The smell of cooked meet isn’t as nice to me as pine needles.  But in the breakroom at work, I can look over at somebody else’s lunch and appreciate that my coworker cooked a nice meal for his/her family and has good leftovers.  I just don’t want to eat it because it isn’t food.  Animals are just not food to me.  But it doesn’t bother me that animals are food to others.

I don’t know when I made this switch in my thinking, but I’m sure it was gradual.  My diet isn’t a any-noun-less.  It’s big and varied and full of vegetables and rices and grains and flatbreads from a dozen different countries and nuts and fruits and all these herbs and spices that can be in an infinite variety.  And it’s fun!  I didn’t know that my lazy cooking for one thing for so long, that there was this other creative outlet I could try, and enjoy.

The reason I say this is a girlfriend of mine just got a formal diagnosis of celiac disease.  I have two other girlfriends who are gluten intolerant, too.  And both of them still struggle with this, because, well, who wants to live bread-less?  (And one of them has other allergies on top of it, too.)  I don’t have a thorough understanding of what the list of foods that do make celiacs sick, and what doesn’t.  I get that accepting this allergy is a loss.  I chose to go without meat.  My friends aren’t choosing to go without gluten, because I’m sure they’d much rather be able to eat it than not.

She’s blogged about how great she feels on a detox diet, how much energy she’s had (and it’s apparent from how much blogging she’s been able to do, be a mom of two little ones, and work full time).  I was so happy to hear how well she’s been doing.  Seems like a part of that had been how she’s been giving her body the foods it wants and needs.

Perhaps it’s naive, but I’m hoping she, and my other friends with celiac, adopt ‘gluten-free’ similar to the way I’ve adopted ‘meat-free’.  The diet isn’t defined so much by what it lacks as what it offers….that it’s as big and wide and varied with a zillion different choices, too.  It’s my hope, anyway.

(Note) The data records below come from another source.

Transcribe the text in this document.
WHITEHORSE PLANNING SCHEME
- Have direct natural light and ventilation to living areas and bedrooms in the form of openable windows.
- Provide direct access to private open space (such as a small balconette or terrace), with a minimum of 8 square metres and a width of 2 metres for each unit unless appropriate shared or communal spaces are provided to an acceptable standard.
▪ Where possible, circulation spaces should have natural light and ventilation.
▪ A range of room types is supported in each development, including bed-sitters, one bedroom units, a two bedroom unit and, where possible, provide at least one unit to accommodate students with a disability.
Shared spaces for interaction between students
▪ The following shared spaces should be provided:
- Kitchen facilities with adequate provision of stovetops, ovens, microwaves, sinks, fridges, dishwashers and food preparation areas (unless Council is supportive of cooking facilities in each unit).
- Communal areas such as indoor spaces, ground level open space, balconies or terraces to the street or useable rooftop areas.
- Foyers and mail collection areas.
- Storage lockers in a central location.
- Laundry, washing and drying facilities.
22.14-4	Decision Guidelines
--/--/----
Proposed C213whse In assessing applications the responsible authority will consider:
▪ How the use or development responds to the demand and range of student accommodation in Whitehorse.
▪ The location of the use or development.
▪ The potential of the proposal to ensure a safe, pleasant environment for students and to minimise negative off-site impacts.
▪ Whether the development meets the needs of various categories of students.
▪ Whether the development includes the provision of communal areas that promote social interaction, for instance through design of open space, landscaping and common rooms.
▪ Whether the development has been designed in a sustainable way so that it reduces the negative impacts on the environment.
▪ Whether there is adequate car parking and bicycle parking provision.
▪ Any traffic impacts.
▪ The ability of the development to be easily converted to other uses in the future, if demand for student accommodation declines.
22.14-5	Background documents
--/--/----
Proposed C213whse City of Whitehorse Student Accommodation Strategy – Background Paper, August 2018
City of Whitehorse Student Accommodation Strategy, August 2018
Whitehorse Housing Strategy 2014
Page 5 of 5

I feel sad for my friend who just got the diagnosis.  My heart goes out to all of them when we come across a food they want and cannot eat.  But I think people feel sorry for me when I don’t eat hamburgers at a BBQ, too.  Which is very weird to me, because I think they’re missing out on my fabulous portobello shroom I’m snarfing.  *shrug*

Maybe gluten’s different, and it’s a poor comparison.  I dunno.